70’li yıllarda ise enflasyon işsizlikle birlikte ortaya çıkmıştır. Bir maliyet-arz şokuyla (OPEC petrol krizi) ortaya çıkan enflasyon, Phillips eğrisinin geçerliliğini ortadan kaldırmış ve yeni bir anlayış getirmiştir. Bu yeni anlayış stagflasyon olgusunu, yani durgunlukla işsizliğin aynı anda görülebileceğini ortaya çıkarmıştır.
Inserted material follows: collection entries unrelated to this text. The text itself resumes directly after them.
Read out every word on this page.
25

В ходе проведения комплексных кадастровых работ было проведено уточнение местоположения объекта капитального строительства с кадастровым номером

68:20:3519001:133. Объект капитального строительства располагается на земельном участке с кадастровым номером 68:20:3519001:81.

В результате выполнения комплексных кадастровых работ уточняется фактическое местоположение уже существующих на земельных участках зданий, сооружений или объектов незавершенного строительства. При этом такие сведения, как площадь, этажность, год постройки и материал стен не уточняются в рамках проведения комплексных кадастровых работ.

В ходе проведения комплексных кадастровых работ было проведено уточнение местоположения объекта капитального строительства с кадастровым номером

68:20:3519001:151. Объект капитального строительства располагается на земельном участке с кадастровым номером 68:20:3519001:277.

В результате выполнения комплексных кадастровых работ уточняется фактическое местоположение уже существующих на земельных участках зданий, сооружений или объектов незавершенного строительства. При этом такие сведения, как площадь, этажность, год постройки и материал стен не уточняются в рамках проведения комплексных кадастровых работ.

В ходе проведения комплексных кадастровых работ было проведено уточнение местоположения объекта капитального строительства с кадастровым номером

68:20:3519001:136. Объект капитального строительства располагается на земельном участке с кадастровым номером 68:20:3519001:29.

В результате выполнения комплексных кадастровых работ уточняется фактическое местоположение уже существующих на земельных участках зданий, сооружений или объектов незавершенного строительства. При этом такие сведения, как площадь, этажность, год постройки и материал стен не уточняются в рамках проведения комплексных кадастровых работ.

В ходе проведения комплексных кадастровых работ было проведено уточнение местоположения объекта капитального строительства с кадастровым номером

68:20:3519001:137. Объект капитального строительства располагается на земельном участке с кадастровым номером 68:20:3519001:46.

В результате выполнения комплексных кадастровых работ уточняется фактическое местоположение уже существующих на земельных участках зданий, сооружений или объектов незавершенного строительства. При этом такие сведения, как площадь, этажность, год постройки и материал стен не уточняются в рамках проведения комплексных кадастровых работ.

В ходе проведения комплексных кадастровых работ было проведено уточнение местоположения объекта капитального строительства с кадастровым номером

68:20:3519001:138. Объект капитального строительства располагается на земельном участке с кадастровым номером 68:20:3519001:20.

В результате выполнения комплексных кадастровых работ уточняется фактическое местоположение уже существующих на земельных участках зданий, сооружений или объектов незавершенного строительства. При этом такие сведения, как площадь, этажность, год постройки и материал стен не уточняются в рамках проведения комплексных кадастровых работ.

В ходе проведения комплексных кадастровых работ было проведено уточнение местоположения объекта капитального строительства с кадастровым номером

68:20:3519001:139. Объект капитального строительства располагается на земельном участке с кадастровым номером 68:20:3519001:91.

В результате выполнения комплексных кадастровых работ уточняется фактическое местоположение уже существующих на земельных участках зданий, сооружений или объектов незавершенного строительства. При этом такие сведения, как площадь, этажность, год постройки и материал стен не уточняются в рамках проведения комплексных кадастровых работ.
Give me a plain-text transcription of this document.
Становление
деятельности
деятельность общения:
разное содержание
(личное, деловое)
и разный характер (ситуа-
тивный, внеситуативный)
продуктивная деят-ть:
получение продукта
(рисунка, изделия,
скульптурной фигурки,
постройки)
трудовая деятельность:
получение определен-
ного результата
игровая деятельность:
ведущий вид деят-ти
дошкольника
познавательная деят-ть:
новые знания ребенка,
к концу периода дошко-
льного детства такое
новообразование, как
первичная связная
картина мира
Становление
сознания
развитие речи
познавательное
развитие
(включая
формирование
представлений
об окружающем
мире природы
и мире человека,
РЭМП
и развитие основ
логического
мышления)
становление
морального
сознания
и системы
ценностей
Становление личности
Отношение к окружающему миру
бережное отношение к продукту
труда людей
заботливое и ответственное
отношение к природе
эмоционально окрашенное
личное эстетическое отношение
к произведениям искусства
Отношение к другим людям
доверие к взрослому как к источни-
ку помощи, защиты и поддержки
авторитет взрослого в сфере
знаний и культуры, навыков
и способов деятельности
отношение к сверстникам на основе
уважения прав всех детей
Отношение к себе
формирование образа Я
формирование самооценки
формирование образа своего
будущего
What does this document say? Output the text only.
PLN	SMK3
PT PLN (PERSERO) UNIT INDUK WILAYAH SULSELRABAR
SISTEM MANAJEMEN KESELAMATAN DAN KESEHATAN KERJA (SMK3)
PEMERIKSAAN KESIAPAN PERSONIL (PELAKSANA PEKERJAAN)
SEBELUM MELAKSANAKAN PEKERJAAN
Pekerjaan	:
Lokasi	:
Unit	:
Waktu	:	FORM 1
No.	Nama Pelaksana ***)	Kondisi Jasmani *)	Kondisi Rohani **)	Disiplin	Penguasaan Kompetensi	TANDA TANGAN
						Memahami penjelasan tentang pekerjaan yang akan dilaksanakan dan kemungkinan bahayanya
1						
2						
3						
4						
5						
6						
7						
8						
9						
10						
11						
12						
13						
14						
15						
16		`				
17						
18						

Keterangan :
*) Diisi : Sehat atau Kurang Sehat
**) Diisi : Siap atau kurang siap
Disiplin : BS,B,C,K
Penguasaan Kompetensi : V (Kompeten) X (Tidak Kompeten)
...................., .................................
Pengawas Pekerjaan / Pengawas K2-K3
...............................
Sonrasında uzun süre Milton Friedman’ın literatüre soktuğu “enflasyon her yerde parasal olaydır” anlayışı, miktar teorisi ile şekillenerek Merkez Bankalarının amentüsü haline getirilmiştir. Bugün ise ‘dogma’ olarak iktisat literatürüne kazınan Friedman’ın enflasyon sadece parasal bir olaydır (miktar teorisi) görüşünün geçerliliği tartışılmaktadır.
Son yıllarda merkez bankacılığında yaşanan niceliksel genişleme politikalarıyla bu teori paramparça oldu. Fed, Avrupa ve Japonya Merkez Bankaları tarafından trilyonlarca dolar küresel ekonomiye pompalandı ve enflasyonda bir artış olmadı.
Özellikle son dönemde ABD Kongresi’nden geçen yeni Başkan Biden’in 1,9 trilyon liralık altyapı harcamalarının enflasyon yangınına neden olacağı tartışması para basma (emisyon) enflasyon etkileşimini yeniden gündeme taşımıştır.